I get something like this question all the time. Should I get a computer science degree? Should I do a development boot camp? The general point of the question being, what is the best way to get started working in software development?
Since I'm asked this so often, I thought I would put my answer here on my blog. Also, the answer is relevant for several things I'm doing lately and for where software development is heading these days.
First...
Decide if you want to go to college
If a degree isn't important to you and you want to just start working, go to a bootcamp. All that matters when looking for a programming job is knowing how to code. A bootcamp is a great way into the industry.
If you do want a college degree or if getting an education is important to you – and I can't stress enough that I'm a big believer in higher education – then take the following path.
Start by getting a liberal arts degree
I can't stress this enough given that state of the technology industry. AI is impacting everything. It's probably going to affect coding itself. Routine, work-a-day coding is going to be done with less developers. You know what isn't going to change? Having carefully crafted thoughts about what all this means and how best to write software for human beings.

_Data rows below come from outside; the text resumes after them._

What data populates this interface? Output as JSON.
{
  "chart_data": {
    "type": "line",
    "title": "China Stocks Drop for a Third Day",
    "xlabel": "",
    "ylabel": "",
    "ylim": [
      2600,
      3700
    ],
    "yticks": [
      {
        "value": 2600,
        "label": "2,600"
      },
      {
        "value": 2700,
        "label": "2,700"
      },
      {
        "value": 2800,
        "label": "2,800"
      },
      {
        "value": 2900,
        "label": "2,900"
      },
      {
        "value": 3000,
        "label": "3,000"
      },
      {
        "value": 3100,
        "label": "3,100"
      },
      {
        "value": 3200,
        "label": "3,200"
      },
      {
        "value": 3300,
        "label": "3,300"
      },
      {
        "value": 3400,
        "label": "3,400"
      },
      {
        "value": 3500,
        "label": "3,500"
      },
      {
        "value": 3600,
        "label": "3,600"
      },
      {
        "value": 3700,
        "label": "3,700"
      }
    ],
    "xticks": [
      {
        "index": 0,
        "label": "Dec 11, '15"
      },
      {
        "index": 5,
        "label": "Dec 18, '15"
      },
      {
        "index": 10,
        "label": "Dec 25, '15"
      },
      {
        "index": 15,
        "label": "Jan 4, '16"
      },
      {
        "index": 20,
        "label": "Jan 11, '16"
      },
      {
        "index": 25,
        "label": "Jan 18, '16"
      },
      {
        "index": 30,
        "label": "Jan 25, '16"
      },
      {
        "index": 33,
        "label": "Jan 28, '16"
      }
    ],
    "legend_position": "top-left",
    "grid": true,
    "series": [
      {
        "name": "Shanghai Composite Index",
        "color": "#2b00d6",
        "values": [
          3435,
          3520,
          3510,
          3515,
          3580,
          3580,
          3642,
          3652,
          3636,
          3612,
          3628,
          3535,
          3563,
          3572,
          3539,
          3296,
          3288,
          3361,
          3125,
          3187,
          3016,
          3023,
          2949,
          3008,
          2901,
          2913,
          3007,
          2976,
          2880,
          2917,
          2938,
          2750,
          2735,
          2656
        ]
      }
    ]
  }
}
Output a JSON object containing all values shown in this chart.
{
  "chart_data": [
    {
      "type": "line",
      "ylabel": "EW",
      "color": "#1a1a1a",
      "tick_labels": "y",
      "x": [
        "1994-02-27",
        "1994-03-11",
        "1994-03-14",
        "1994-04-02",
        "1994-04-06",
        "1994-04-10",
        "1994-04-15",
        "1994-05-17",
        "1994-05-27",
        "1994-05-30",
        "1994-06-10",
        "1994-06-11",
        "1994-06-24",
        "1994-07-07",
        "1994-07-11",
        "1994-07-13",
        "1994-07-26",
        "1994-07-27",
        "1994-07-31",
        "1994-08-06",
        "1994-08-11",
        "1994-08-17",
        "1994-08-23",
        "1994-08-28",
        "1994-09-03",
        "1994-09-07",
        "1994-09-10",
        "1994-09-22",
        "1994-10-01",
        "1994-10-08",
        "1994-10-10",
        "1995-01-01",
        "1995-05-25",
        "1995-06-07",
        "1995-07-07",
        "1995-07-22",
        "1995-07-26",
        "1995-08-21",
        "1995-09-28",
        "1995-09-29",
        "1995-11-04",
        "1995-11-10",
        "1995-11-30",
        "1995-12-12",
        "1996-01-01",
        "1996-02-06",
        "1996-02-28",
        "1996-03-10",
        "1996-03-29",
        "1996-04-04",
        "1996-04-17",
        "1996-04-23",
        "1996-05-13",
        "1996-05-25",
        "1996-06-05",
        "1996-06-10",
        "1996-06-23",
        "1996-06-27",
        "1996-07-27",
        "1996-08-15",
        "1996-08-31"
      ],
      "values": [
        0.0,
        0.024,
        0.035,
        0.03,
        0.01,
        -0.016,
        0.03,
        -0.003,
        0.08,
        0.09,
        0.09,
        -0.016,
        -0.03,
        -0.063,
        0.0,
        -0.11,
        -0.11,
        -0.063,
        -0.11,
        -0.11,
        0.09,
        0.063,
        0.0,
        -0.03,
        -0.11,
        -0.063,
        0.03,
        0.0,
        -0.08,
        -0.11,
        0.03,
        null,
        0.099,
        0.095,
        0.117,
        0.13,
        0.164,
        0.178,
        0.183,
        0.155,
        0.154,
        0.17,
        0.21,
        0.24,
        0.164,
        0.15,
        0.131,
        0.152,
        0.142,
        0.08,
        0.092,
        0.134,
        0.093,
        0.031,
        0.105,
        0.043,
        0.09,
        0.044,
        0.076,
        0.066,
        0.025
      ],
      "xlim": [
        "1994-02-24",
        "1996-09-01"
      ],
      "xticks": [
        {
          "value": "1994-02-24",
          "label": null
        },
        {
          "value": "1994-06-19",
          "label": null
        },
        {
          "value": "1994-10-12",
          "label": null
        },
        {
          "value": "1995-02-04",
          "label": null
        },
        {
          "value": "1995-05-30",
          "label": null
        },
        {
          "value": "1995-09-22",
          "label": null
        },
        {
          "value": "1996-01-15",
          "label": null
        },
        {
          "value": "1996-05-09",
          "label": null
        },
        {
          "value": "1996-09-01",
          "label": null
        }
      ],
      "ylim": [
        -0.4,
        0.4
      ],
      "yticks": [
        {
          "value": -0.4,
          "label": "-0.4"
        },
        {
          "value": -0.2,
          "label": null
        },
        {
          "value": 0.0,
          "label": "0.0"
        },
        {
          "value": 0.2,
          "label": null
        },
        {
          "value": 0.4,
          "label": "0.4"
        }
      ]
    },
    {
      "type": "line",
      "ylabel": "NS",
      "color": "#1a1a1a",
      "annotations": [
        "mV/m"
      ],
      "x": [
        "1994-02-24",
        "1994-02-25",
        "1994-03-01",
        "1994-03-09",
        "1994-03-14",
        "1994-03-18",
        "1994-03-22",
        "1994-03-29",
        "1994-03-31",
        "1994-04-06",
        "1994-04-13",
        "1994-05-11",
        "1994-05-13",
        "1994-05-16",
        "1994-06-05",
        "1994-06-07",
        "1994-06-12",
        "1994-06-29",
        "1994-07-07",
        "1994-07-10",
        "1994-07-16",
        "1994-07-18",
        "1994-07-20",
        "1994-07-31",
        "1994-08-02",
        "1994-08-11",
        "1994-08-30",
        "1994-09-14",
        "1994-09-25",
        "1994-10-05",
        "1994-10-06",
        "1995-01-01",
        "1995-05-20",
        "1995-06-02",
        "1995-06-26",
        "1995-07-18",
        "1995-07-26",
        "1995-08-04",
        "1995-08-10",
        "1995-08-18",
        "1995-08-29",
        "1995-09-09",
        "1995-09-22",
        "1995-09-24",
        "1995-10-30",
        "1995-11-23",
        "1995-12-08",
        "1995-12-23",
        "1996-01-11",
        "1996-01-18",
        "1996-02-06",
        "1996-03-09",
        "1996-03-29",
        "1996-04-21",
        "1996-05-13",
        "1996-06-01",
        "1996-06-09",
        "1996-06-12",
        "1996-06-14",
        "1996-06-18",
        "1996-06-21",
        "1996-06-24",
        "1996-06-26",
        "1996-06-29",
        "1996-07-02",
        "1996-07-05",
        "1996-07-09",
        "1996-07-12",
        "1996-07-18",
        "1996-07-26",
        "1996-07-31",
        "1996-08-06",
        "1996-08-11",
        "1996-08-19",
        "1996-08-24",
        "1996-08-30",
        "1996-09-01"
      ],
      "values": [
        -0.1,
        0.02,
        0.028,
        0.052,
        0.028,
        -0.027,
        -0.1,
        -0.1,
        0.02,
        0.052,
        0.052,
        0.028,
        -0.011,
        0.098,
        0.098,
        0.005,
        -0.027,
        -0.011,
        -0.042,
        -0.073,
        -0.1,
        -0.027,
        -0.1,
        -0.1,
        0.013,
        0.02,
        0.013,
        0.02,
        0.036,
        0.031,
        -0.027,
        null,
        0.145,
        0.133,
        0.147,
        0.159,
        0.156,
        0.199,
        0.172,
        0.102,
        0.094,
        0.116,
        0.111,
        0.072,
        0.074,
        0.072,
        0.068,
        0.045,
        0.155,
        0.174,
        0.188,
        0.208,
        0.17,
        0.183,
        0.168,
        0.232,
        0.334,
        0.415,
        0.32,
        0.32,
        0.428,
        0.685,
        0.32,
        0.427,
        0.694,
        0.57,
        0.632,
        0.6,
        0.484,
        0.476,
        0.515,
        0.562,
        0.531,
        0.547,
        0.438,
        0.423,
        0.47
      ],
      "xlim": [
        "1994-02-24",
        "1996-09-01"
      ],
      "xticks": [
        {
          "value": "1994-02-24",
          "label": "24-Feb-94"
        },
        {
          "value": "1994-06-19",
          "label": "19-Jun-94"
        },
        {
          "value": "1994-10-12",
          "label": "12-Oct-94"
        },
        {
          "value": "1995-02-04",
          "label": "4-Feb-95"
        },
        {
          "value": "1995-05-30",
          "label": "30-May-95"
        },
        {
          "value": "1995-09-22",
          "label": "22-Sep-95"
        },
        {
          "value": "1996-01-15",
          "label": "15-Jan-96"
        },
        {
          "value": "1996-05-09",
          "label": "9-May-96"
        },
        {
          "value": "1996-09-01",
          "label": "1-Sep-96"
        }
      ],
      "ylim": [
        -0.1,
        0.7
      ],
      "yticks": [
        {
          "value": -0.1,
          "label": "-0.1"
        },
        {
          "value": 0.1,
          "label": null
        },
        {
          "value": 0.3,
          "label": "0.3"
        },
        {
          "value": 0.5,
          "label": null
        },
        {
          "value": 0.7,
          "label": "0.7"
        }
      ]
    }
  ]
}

The best way to understand what it means to be human is not with a computer science degree. It's with a liberal arts degree.
Major in English. History. Political Science. Philosophy. Anything other than computer science.
While you're in college, working on that liberal arts degree...
Take a couple programming classes
I would focus on the intro to coding style classes. Learn the basics of programming. Then take anything your university offers related to app or web development. Probably 2-3 classes is enough. That's less than a minor.
Then...
Go build something
Programming is something you learn by practice. Build web sites. Build apps. Build a web site for your sports or gaming league. Build your own blog. Write an app for your favorite hobby. Whatever interrests you, find a way to build some software for it.
You get better at coding by doing it. Write software. But make it fun.
When all that is done...
Go get a job
Highlight the things you've built on your resume in a portfolio section. Be clear that you have a liberal arts degree because you wanted to study what it means to be human, but now, you're really looking for a programming job.
Then read books like Cracking the Coding Interview and practice for coding tests at sites like leetcode and Hacker Rank.
Then, profit. Or save your money well. Or go back to grad school part time for advanced study in computer science or the liberal arts. At this point, you've done it. You've made it as a programmer. Now it's up to you what you do with it, but hopefully, you understand that well because you're a programmer with a liberal arts degree.